UK Losing Dominance in Fintech, Kalifa Review Suggests

A landmark study has shown that, while British fintech continues to flourish, the sector is in danger of losing steam to international competitors.

A major new report on the UK’s fintech sector has found that, while the UK continues to lead in fintech, according to a long-awaited government-backed review of the sector.

The 108-page Kalifa Review, released on Friday, lays out a five-point plan for the continued development of fintech in the UK. The review was commissioned in 2020 to identify priority areas to support the UK fintech sector.

The report recommends the creation of a fintech growth fund, allowing UK pension funds to invest in early stage companies and disincentivise them from quickly selling to wealthy foreign competitors. It also recommends that a retraining programme be set up to encourage further education colleges to help workers understand new tech skills.

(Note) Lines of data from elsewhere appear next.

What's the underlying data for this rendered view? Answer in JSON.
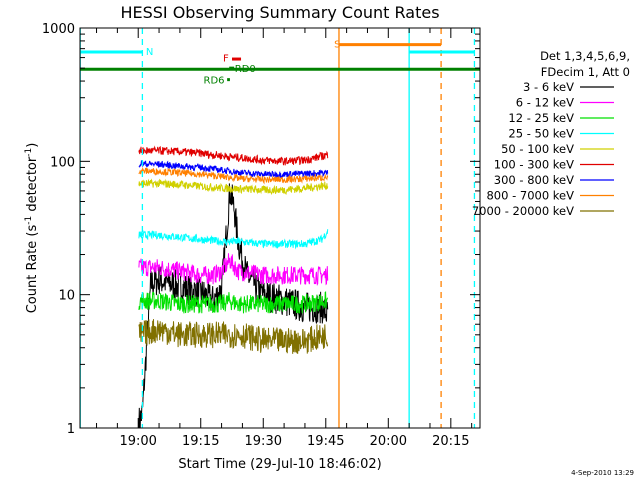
{
  "chart_data": {
    "type": "line",
    "title": "HESSI Observing Summary Count Rates",
    "xlabel": "Start Time (29-Jul-10 18:46:02)",
    "ylabel_main": "Count Rate (s",
    "ylabel_sup1": "-1",
    "ylabel_mid": " detector",
    "ylabel_sup2": "-1",
    "ylabel_end": ")",
    "footer": "4-Sep-2010 13:29",
    "x_range": [
      "18:46:02",
      "20:22:00"
    ],
    "y_range": [
      1,
      1000
    ],
    "y_scale": "log",
    "x_ticks": [
      "19:00",
      "19:15",
      "19:30",
      "19:45",
      "20:00",
      "20:15"
    ],
    "y_ticks": [
      "1",
      "10",
      "100",
      "1000"
    ],
    "legend": {
      "position": "right",
      "header": [
        "Det 1,3,4,5,6,9,",
        "FDecim 1, Att 0"
      ],
      "entries": [
        {
          "label": "3 - 6 keV",
          "color": "#000000"
        },
        {
          "label": "6 - 12 keV",
          "color": "#ff00ff"
        },
        {
          "label": "12 - 25 keV",
          "color": "#00e000"
        },
        {
          "label": "25 - 50 keV",
          "color": "#00ffff"
        },
        {
          "label": "50 - 100 keV",
          "color": "#d0d000"
        },
        {
          "label": "100 - 300 keV",
          "color": "#e00000"
        },
        {
          "label": "300 - 800 keV",
          "color": "#0000ff"
        },
        {
          "label": "800 - 7000 keV",
          "color": "#ff8000"
        },
        {
          "label": "7000 - 20000 keV",
          "color": "#807000"
        }
      ]
    },
    "series": [
      {
        "name": "3 - 6 keV",
        "color": "#000000",
        "noise": 0.12,
        "points": [
          [
            "19:00:10",
            1.1
          ],
          [
            "19:01:00",
            1.3
          ],
          [
            "19:02:00",
            4
          ],
          [
            "19:03:00",
            12
          ],
          [
            "19:05:00",
            13
          ],
          [
            "19:08:00",
            12
          ],
          [
            "19:12:00",
            11
          ],
          [
            "19:16:00",
            10
          ],
          [
            "19:18:00",
            9
          ],
          [
            "19:20:00",
            11
          ],
          [
            "19:21:00",
            25
          ],
          [
            "19:22:00",
            60
          ],
          [
            "19:23:00",
            45
          ],
          [
            "19:24:00",
            25
          ],
          [
            "19:26:00",
            14
          ],
          [
            "19:30:00",
            10
          ],
          [
            "19:35:00",
            9
          ],
          [
            "19:40:00",
            8
          ],
          [
            "19:44:00",
            8
          ],
          [
            "19:45:30",
            7
          ]
        ]
      },
      {
        "name": "6 - 12 keV",
        "color": "#ff00ff",
        "noise": 0.07,
        "points": [
          [
            "19:00:10",
            16
          ],
          [
            "19:05:00",
            16
          ],
          [
            "19:10:00",
            15
          ],
          [
            "19:15:00",
            14
          ],
          [
            "19:18:00",
            14
          ],
          [
            "19:20:00",
            15
          ],
          [
            "19:22:00",
            18
          ],
          [
            "19:24:00",
            15
          ],
          [
            "19:30:00",
            14
          ],
          [
            "19:40:00",
            14
          ],
          [
            "19:45:30",
            14
          ]
        ]
      },
      {
        "name": "12 - 25 keV",
        "color": "#00e000",
        "noise": 0.07,
        "points": [
          [
            "19:00:10",
            9
          ],
          [
            "19:05:00",
            9
          ],
          [
            "19:10:00",
            8.5
          ],
          [
            "19:15:00",
            8.5
          ],
          [
            "19:20:00",
            8.5
          ],
          [
            "19:22:00",
            9
          ],
          [
            "19:24:00",
            8.5
          ],
          [
            "19:30:00",
            8.5
          ],
          [
            "19:40:00",
            8.5
          ],
          [
            "19:45:30",
            9
          ]
        ]
      },
      {
        "name": "25 - 50 keV",
        "color": "#00ffff",
        "noise": 0.03,
        "points": [
          [
            "19:00:10",
            28
          ],
          [
            "19:05:00",
            28
          ],
          [
            "19:10:00",
            27
          ],
          [
            "19:15:00",
            26
          ],
          [
            "19:20:00",
            25
          ],
          [
            "19:24:00",
            25
          ],
          [
            "19:30:00",
            24
          ],
          [
            "19:35:00",
            24
          ],
          [
            "19:40:00",
            24
          ],
          [
            "19:44:00",
            26
          ],
          [
            "19:45:30",
            30
          ]
        ]
      },
      {
        "name": "50 - 100 keV",
        "color": "#d0d000",
        "noise": 0.03,
        "points": [
          [
            "19:00:10",
            68
          ],
          [
            "19:05:00",
            68
          ],
          [
            "19:10:00",
            67
          ],
          [
            "19:15:00",
            65
          ],
          [
            "19:20:00",
            63
          ],
          [
            "19:25:00",
            62
          ],
          [
            "19:30:00",
            61
          ],
          [
            "19:35:00",
            61
          ],
          [
            "19:40:00",
            63
          ],
          [
            "19:45:30",
            66
          ]
        ]
      },
      {
        "name": "100 - 300 keV",
        "color": "#e00000",
        "noise": 0.03,
        "points": [
          [
            "19:00:10",
            120
          ],
          [
            "19:05:00",
            120
          ],
          [
            "19:10:00",
            118
          ],
          [
            "19:15:00",
            115
          ],
          [
            "19:20:00",
            110
          ],
          [
            "19:25:00",
            106
          ],
          [
            "19:30:00",
            102
          ],
          [
            "19:35:00",
            100
          ],
          [
            "19:40:00",
            102
          ],
          [
            "19:45:30",
            112
          ]
        ]
      },
      {
        "name": "300 - 800 keV",
        "color": "#0000ff",
        "noise": 0.025,
        "points": [
          [
            "19:00:10",
            96
          ],
          [
            "19:05:00",
            95
          ],
          [
            "19:10:00",
            92
          ],
          [
            "19:15:00",
            90
          ],
          [
            "19:20:00",
            86
          ],
          [
            "19:25:00",
            82
          ],
          [
            "19:30:00",
            80
          ],
          [
            "19:35:00",
            80
          ],
          [
            "19:40:00",
            81
          ],
          [
            "19:45:30",
            82
          ]
        ]
      },
      {
        "name": "800 - 7000 keV",
        "color": "#ff8000",
        "noise": 0.025,
        "points": [
          [
            "19:00:10",
            85
          ],
          [
            "19:05:00",
            84
          ],
          [
            "19:10:00",
            82
          ],
          [
            "19:15:00",
            80
          ],
          [
            "19:20:00",
            77
          ],
          [
            "19:25:00",
            74
          ],
          [
            "19:30:00",
            73
          ],
          [
            "19:35:00",
            73
          ],
          [
            "19:40:00",
            74
          ],
          [
            "19:45:30",
            76
          ]
        ]
      },
      {
        "name": "7000 - 20000 keV",
        "color": "#807000",
        "noise": 0.1,
        "points": [
          [
            "19:00:10",
            5
          ],
          [
            "19:05:00",
            5.5
          ],
          [
            "19:10:00",
            5
          ],
          [
            "19:15:00",
            5
          ],
          [
            "19:20:00",
            5
          ],
          [
            "19:25:00",
            5
          ],
          [
            "19:30:00",
            4.5
          ],
          [
            "19:35:00",
            4.5
          ],
          [
            "19:40:00",
            4.5
          ],
          [
            "19:45:30",
            5
          ]
        ]
      }
    ],
    "vlines": [
      {
        "t": "18:46:05",
        "color": "#00ffff",
        "dash": false
      },
      {
        "t": "19:01:00",
        "color": "#00ffff",
        "dash": true
      },
      {
        "t": "19:48:10",
        "color": "#ff8000",
        "dash": false
      },
      {
        "t": "20:05:00",
        "color": "#00ffff",
        "dash": false
      },
      {
        "t": "20:12:40",
        "color": "#ff8000",
        "dash": true
      },
      {
        "t": "20:20:40",
        "color": "#00ffff",
        "dash": true
      }
    ],
    "flag_bars": [
      {
        "t0": "18:46:02",
        "t1": "19:01:00",
        "y": 660,
        "color": "#00ffff",
        "width": 3
      },
      {
        "t0": "20:05:00",
        "t1": "20:20:40",
        "y": 660,
        "color": "#00ffff",
        "width": 3
      },
      {
        "t0": "19:48:10",
        "t1": "20:12:40",
        "y": 750,
        "color": "#ff8000",
        "width": 3
      },
      {
        "t0": "18:46:02",
        "t1": "20:22:00",
        "y": 490,
        "color": "#008000",
        "width": 3
      },
      {
        "t0": "19:22:30",
        "t1": "19:24:40",
        "y": 585,
        "color": "#e00000",
        "width": 3
      },
      {
        "t0": "19:21:50",
        "t1": "19:23:00",
        "y": 500,
        "color": "#008000",
        "width": 3
      },
      {
        "t0": "19:21:20",
        "t1": "19:22:00",
        "y": 410,
        "color": "#008000",
        "width": 3
      }
    ],
    "flag_labels": [
      {
        "text": "N",
        "t": "19:01:50",
        "y": 670,
        "color": "#00ffff"
      },
      {
        "text": "S",
        "t": "19:47:00",
        "y": 765,
        "color": "#ff8000"
      },
      {
        "text": "F",
        "t": "19:20:20",
        "y": 600,
        "color": "#e00000"
      },
      {
        "text": "RD0",
        "t": "19:23:10",
        "y": 500,
        "color": "#008000"
      },
      {
        "text": "RD6",
        "t": "19:15:40",
        "y": 410,
        "color": "#008000"
      }
    ]
  }
}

Further recommendations include the development of ten new fintech “clusters” across the UK and the establishment of a Centre for Finance, Innovation and Technology to coordinate and encourage growth across the sector.

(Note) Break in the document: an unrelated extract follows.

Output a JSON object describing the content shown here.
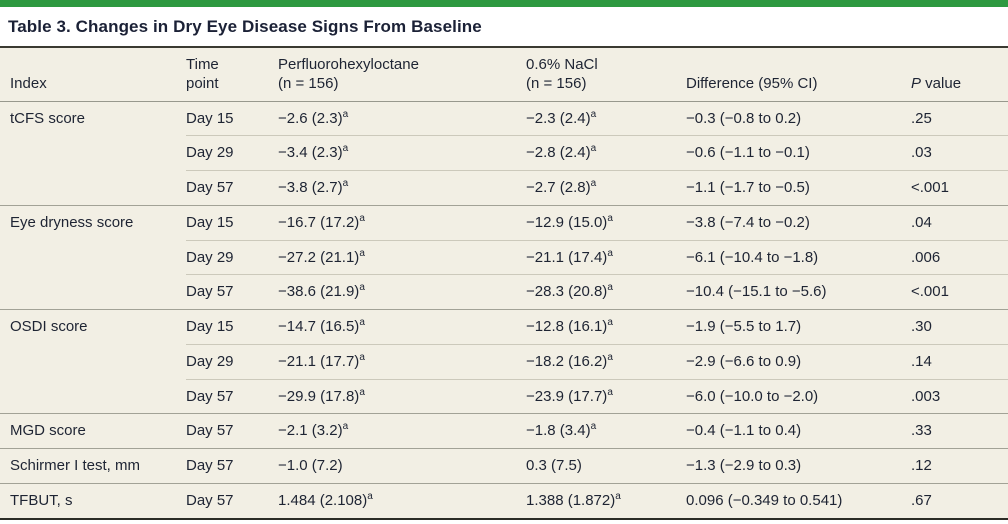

Ron Kalifa OBE, former head of payments firm Worldpay, warned that the UK attracted only 4.5% of new financial company IPO listings between 2015 and 2020, falling far behind the 39% that floated on Nasdaq and the NYSE.

“Britain has a proud record of starting-up and scaling-up some of the best known fintech products, but we cannot rest on our laurels,” Kalifa warned in a statement. “The next powerhouses will not be created by accident.

“We must continue to nurture our start-up culture, but crucially we must also give our high growth firms the support to become global giants.”

After the 2008 financial crisis, fintech emerged as one of the UK’s most fast-expanding industries. It is now worth £11 billion and accounts for 10% of the global market, with high-profile London-based firms such as Monzo, Revolut and Checkout.com making the capital an international hub for fintech.